If this sounds like it makes for an excellent war movie, you would be right. But the reason I compared American Sniper to the two films mentioned above and not Saving Private Ryan or Black Hawk Down is because the film exists in two worlds. Outside of war-torn Iraq, Chris meets, falls in love with, marries, and has children with Taya (Sienna Miller). These are the scenes that makes the film stand out as different from ‘standard’ war movies (before you crucify me, I said ‘standard’, not ‘bad,’ imaginary angry voices.)
While Chris excels as a SEAL and is constantly driven to succeed, every time he comes home from a deployment more and more of his humanity seems to be missing. Made jumpy by loud noises, prone to zoning out and unable to talk about his experiences to Taya, the film manifests PTSD in a powerful, sympathetic way.
But thank god for Sienna Miller. While Cooper plays his character very well, there’s only so much an actor can do when told to portray inner conflict for most of a film. Miller brings humanity and honest emotions to the screen and gives the audience a lot of insight into what thousands of spouses are going through right this minute.
I have a few friends with PTSD, and though none of them seem to have issues this pronounced, the film consistently points out how damaging it can be to everyone involved.
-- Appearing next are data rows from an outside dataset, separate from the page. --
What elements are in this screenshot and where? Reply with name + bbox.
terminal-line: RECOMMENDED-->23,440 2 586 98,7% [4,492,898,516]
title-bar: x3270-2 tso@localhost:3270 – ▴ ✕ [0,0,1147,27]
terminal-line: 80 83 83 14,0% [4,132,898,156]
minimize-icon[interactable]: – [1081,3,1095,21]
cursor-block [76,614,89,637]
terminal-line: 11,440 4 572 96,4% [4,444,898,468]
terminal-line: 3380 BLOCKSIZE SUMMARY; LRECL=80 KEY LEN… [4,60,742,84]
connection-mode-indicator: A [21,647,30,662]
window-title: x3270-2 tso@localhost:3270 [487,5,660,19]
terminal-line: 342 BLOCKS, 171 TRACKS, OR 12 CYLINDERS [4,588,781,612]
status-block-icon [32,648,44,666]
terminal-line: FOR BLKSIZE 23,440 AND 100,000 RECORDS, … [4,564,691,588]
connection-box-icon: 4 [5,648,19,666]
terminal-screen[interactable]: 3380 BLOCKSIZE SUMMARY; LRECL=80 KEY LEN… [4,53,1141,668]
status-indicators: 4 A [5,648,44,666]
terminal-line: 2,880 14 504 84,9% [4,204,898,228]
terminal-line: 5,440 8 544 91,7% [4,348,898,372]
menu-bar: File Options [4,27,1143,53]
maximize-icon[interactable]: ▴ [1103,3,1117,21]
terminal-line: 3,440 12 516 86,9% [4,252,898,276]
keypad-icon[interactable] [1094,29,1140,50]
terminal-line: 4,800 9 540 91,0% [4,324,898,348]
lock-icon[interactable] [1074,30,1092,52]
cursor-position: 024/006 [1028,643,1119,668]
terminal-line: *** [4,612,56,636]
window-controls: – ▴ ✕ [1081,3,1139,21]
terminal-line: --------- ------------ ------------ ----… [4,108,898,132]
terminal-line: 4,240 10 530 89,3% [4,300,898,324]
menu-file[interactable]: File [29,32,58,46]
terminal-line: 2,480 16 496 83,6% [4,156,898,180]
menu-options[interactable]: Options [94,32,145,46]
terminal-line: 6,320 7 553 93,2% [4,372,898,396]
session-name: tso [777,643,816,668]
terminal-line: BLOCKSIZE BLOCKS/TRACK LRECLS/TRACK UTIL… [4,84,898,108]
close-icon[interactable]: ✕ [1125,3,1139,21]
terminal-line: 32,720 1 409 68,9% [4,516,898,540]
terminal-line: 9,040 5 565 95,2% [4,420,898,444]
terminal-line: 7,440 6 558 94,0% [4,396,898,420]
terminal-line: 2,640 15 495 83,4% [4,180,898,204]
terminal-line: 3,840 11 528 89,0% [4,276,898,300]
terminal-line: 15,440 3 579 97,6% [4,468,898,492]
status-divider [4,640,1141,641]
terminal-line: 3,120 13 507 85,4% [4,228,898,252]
PTSD is not something that should be ignored. Eastwood could have made this a heroic biographical film about a sniper who overcame all adversity, one who stayed calm and cool and never suffered a moment’s doubt as he loyally defended America. Instead he humanized Chris Kyle and demonstrated that no matter what your motivations, you’re still human and humans can’t just turn off their thoughts and emotions.